Bereits am Dienstag wurde in einer stimmungsvollen Martinsmesse in der Kirche St. Bonifatius symbolisch das erste Paket an die Mitarbeiterinnen des SkF übergeben. Aber ein solcher Einsatz für Bedürftige muss gerade bei so jungen Kindern gut vorbereitet werden. Für viele von ihnen ist die Armut in der näheren Umgebung nicht direkt sichtbar und somit auch nicht greifbar.

Aus diesem Grund haben die Lehrer der Grundschule dieses Thema im Rahmen der Martinsfeierlichkeiten intensiv im Unterricht behandelt und aufbereitet.
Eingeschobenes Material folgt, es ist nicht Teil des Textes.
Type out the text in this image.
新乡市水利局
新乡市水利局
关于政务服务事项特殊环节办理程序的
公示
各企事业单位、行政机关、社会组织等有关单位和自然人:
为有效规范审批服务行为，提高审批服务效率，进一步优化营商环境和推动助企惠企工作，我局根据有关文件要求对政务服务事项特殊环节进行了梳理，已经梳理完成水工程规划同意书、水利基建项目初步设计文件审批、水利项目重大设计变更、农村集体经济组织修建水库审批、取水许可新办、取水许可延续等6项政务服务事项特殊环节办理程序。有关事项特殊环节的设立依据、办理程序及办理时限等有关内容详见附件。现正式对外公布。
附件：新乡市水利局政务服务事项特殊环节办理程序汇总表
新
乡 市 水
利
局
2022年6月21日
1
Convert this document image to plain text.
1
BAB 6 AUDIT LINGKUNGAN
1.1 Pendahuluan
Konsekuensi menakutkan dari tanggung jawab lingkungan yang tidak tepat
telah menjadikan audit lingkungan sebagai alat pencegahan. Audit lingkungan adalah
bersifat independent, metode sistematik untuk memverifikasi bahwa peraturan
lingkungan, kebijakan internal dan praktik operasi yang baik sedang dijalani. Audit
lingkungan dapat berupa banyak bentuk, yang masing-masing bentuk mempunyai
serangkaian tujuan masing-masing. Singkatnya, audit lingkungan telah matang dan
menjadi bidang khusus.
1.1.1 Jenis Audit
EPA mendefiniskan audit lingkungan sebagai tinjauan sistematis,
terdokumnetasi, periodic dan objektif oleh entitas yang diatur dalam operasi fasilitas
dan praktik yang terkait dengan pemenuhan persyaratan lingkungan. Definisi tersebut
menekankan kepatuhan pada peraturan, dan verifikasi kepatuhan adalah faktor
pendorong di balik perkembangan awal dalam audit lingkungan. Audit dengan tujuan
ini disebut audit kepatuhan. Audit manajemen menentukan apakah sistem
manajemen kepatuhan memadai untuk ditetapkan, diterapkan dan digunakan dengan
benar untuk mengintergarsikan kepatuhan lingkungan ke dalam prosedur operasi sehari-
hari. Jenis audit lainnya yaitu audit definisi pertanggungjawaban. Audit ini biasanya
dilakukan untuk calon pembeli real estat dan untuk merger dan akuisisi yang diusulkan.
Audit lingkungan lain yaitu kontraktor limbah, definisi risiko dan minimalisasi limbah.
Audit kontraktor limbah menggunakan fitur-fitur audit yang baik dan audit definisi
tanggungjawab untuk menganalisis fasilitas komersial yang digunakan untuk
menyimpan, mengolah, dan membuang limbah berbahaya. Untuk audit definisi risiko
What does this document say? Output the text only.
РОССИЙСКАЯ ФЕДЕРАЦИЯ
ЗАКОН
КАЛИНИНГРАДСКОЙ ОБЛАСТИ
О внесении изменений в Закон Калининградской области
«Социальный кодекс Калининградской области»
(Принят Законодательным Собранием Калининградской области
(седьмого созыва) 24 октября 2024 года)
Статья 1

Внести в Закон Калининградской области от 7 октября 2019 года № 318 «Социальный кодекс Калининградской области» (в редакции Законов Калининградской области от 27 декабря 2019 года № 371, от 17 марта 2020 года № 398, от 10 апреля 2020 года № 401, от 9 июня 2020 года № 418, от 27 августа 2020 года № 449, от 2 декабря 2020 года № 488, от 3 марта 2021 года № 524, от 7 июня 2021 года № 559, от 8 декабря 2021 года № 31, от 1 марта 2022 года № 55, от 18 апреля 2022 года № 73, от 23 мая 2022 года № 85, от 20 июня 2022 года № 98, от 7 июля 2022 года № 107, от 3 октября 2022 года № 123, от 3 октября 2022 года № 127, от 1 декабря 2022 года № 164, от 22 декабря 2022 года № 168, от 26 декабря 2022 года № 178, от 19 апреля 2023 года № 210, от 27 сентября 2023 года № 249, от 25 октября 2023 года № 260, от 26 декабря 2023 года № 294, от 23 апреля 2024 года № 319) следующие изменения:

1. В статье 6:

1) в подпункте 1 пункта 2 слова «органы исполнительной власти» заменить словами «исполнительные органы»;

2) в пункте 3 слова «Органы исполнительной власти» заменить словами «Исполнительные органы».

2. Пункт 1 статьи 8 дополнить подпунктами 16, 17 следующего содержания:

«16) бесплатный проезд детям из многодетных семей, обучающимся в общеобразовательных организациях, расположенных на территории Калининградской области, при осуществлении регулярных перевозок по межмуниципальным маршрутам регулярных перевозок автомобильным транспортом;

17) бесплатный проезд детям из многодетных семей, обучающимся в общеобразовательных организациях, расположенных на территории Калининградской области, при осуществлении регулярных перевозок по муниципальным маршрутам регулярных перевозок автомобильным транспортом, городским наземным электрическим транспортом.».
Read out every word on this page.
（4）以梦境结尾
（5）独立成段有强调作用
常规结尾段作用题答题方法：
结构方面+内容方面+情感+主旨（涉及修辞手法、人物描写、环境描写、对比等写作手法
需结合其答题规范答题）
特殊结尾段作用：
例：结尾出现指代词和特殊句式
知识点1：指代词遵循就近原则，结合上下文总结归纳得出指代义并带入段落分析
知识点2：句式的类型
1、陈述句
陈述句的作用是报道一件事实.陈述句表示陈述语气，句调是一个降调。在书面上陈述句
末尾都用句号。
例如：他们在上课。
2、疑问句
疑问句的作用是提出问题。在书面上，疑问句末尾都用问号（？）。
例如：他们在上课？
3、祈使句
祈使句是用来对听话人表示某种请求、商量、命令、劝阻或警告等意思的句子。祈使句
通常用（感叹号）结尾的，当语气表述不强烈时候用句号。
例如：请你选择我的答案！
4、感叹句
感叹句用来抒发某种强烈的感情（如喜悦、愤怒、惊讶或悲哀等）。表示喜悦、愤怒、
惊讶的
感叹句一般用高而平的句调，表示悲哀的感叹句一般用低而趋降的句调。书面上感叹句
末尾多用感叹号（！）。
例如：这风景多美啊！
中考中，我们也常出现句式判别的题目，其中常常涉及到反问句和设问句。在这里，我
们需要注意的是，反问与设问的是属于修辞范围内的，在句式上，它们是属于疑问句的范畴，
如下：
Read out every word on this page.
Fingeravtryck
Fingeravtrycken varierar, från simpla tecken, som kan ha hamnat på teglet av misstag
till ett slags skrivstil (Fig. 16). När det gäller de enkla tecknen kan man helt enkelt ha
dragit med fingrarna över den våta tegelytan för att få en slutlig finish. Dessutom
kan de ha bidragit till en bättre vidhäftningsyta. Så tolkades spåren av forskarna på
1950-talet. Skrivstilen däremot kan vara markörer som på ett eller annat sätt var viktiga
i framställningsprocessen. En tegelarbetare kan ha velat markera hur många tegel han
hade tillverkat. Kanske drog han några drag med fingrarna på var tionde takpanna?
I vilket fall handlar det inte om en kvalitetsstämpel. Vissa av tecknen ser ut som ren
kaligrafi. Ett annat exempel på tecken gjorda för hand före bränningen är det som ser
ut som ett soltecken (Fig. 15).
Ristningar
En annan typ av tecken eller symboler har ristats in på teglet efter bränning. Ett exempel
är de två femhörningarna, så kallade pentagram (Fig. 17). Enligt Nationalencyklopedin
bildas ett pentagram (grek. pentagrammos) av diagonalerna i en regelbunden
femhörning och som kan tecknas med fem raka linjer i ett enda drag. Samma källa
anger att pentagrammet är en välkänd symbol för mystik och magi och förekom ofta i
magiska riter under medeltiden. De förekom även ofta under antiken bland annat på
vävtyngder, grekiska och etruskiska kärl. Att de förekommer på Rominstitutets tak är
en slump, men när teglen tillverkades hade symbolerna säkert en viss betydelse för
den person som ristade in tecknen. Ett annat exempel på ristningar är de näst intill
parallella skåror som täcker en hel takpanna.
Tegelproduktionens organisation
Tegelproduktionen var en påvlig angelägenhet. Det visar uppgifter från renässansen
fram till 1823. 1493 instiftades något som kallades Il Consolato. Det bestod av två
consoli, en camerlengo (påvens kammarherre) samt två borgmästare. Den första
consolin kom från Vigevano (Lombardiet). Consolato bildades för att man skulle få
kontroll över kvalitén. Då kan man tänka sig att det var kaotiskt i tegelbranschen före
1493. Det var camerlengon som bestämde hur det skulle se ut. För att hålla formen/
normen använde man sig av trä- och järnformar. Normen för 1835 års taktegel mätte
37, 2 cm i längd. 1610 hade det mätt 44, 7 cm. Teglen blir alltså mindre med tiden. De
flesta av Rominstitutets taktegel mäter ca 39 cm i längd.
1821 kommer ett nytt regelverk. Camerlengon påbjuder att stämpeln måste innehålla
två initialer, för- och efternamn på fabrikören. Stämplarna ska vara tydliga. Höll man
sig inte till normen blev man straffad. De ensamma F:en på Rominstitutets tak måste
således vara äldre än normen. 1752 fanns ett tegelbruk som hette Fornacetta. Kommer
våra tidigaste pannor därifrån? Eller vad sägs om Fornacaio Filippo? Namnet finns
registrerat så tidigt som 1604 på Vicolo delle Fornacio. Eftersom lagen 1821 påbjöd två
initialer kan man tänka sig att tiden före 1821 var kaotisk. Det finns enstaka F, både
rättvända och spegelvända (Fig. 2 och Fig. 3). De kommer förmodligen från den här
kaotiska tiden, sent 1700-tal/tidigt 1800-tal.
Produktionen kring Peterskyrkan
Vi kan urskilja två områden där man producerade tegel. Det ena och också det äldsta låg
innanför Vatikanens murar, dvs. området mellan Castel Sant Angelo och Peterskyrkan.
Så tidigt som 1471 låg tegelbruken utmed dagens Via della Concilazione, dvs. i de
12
Im Vordergrund stand dabei die Bedürftigkeit, die auch in der näheren Umgebung der Schüler herrscht. Genau auf diese Armut direkt nebenan soll durch die Martinsaktion aufmerksam gemacht werden, denn nicht nur in Afrika leben Familien an der Armutsgrenze.

Ursula Sieradzki, Vorsitzende des SkF-Ortsvereins Eschweiler, und ihre Mitarbeiterinnen rund um Carmen Rosendahl-Küpper sprachen sowohl Schulleitung und Lehrern als auch den Eltern und Kindern einen großen Dank aus. Nur durch ihre große Unterstützung könne diese soziale Aktion mit Leben gefüllt werden.

„Aber nicht nur zur Weihnachtszeit sind viele Eschweiler Familien, die dem SkF aus seiner täglichen Arbeit bekannt sind, bedürftig”, berichtet Ursula Sieradzki. Deshalb werden das ganze Jahr über gerne Pakete mit Lebensmitteln, Kleidung, Spielsachen und auch Geldspenden in der Geschäftsstelle in der Peilsgasse angenommen.